Su 9 milioni e 872mila donne occupate, il 30% ha un figlio sotto i 15 anni. Un riferimento di partenza per capire la condizione delle “equilibriste” come le definisce il rapporto di Save Te Children sulla maternità in Italia nel 2020. Un’espressione che rende l’idea, per fotografare la condizione delle donne che ancora oggi sono costrette a scegliere tra lavoro e famiglia, oppure a sobbarcarsi comunque tutto il peso del carico di cura. Con la pandemia c’è stato il tilt, e nella fase 3 le più penalizzate rischiano di essere le madri lavoratrici, circa il 6% della popolazione italiana. Questo è stato il quadro nelle settimane di lockdown: “Nonostante quasi la metà delle donne intervistate (44,4%) stia proseguendo la propria attività lavorativa in modalità agile – spiegano -, tra queste, solo il 25,3% ha a disposizione una stanza separata dai figli e compagni/e/mariti dove poter lavorare, mentre quasi la metà (42,8%) è costretta a condividere lo spazio di lavoro con i familiari. In questo periodo, per 3 mamme su 4 tra quelle intervistate (74,1%) il carico di lavoro domestico è aumentato, sia per l’accudimento di figli/e, anziani/e in casa, persone non autosufficienti, sia per le attività quotidiane di lavoro casalingo (spesa, preparazione pasti, pulizie di casa, lavatrici, stirare). Tra quelle che hanno dichiarato un aumento del carico domestico, il 43,9% dichiara un forte aumento, mentre il 30,2% lo considera aumentato di poco”.
Non solo. Le donne sono quelle più esposte al rischio di contagio del coronavirus.
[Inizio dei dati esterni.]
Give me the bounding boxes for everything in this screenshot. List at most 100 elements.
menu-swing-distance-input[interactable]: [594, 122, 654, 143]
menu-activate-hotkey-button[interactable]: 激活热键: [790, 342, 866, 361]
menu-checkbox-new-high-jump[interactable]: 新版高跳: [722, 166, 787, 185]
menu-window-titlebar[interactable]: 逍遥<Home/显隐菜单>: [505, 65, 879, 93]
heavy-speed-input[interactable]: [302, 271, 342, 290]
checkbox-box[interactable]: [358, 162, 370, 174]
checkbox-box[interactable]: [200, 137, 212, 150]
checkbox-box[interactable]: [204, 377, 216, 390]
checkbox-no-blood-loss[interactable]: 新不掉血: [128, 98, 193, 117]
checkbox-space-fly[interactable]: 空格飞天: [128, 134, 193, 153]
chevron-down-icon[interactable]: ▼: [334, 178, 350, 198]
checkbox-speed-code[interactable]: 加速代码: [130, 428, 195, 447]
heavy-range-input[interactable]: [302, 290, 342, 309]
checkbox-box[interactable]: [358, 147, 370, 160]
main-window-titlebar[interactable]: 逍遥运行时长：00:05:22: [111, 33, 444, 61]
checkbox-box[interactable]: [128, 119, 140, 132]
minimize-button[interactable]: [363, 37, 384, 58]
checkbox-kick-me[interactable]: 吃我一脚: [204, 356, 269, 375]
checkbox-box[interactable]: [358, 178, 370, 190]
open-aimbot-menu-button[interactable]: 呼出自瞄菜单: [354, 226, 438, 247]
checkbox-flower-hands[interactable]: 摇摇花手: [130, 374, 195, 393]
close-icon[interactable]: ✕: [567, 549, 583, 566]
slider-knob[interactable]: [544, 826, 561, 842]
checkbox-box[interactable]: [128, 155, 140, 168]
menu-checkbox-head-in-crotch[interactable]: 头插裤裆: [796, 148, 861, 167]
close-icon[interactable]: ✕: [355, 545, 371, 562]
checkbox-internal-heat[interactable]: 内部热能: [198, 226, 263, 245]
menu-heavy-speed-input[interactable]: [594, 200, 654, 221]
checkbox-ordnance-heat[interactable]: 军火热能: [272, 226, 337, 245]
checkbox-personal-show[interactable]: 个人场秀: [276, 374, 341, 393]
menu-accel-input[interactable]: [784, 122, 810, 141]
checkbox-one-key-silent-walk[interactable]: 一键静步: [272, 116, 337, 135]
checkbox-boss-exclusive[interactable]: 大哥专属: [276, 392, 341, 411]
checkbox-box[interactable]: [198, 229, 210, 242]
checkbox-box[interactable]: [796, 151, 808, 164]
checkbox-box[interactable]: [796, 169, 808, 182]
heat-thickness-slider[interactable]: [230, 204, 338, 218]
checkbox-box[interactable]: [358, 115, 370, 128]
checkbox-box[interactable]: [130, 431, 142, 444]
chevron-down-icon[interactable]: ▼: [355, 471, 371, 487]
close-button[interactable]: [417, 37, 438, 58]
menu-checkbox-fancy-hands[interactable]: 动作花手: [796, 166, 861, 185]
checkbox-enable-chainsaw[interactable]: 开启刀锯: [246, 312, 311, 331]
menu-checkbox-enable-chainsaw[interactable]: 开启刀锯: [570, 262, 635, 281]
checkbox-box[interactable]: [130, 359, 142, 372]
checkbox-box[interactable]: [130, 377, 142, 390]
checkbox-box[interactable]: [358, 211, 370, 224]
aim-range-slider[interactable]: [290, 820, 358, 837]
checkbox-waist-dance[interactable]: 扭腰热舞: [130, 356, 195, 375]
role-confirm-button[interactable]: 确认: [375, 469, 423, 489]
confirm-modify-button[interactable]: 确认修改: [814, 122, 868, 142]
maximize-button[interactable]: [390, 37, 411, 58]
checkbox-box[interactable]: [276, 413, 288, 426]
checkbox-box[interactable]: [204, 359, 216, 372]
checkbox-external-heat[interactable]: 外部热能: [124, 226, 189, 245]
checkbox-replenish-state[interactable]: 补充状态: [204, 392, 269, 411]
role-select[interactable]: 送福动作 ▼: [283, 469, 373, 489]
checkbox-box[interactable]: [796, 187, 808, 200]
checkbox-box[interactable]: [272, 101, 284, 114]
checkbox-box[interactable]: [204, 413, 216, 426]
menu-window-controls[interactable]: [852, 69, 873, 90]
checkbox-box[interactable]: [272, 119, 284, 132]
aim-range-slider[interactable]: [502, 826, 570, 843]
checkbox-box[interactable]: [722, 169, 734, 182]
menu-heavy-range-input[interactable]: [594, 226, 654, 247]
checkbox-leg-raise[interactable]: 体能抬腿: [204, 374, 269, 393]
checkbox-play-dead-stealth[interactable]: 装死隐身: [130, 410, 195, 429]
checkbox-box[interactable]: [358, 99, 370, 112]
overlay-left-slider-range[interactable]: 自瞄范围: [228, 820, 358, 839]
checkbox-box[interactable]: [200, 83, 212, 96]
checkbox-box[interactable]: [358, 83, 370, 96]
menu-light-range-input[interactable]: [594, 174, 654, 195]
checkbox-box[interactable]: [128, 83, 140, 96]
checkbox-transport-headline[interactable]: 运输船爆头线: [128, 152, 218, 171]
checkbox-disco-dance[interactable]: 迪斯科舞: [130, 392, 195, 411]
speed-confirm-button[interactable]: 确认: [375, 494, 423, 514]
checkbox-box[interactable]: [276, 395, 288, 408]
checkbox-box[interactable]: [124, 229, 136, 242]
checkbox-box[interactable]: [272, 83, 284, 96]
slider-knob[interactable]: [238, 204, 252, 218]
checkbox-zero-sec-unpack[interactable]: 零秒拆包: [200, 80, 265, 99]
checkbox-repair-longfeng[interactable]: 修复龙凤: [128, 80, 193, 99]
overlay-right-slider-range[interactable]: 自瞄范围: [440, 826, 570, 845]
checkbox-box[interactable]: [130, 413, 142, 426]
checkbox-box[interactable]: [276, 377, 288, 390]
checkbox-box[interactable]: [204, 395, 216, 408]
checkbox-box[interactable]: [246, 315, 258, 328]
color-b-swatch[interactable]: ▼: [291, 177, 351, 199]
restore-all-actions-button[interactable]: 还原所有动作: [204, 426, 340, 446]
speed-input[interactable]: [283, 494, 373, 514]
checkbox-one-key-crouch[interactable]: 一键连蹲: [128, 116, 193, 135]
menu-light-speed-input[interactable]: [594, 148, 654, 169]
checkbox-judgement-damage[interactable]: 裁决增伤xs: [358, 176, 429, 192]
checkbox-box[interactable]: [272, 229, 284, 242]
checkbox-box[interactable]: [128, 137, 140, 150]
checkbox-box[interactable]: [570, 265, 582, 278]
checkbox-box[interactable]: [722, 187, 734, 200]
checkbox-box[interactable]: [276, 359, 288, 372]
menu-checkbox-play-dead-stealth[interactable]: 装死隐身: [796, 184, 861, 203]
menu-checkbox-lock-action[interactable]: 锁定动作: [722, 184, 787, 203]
È quanto emerge dal report della Fondazione Studi Consulenti del Lavoro “Lavorare ai tempi del Covid-19: il rischio contagio tra gli occupati italiani”, elaborato sulla base di 5 fattori di rischio a cui sono esposti i lavoratori. Quindi frequenza dei contatti con le altre persone, interazione con il pubblico, lavoro al chiuso, vicinanza fisica ad altre persone, frequenza esposizione a malattie e infezioni.
Le donne che potrebbero essere contagiate sono 4 milioni 345mila e rappresentano il 44% delle occupate. Di questa percentuale il 21,6% svolge una professione a rischio contagio molto elevato e il 22,4% elevato. Valori che risultano di gran lunga più alti di quelli che si riscontrano tra gli uomini.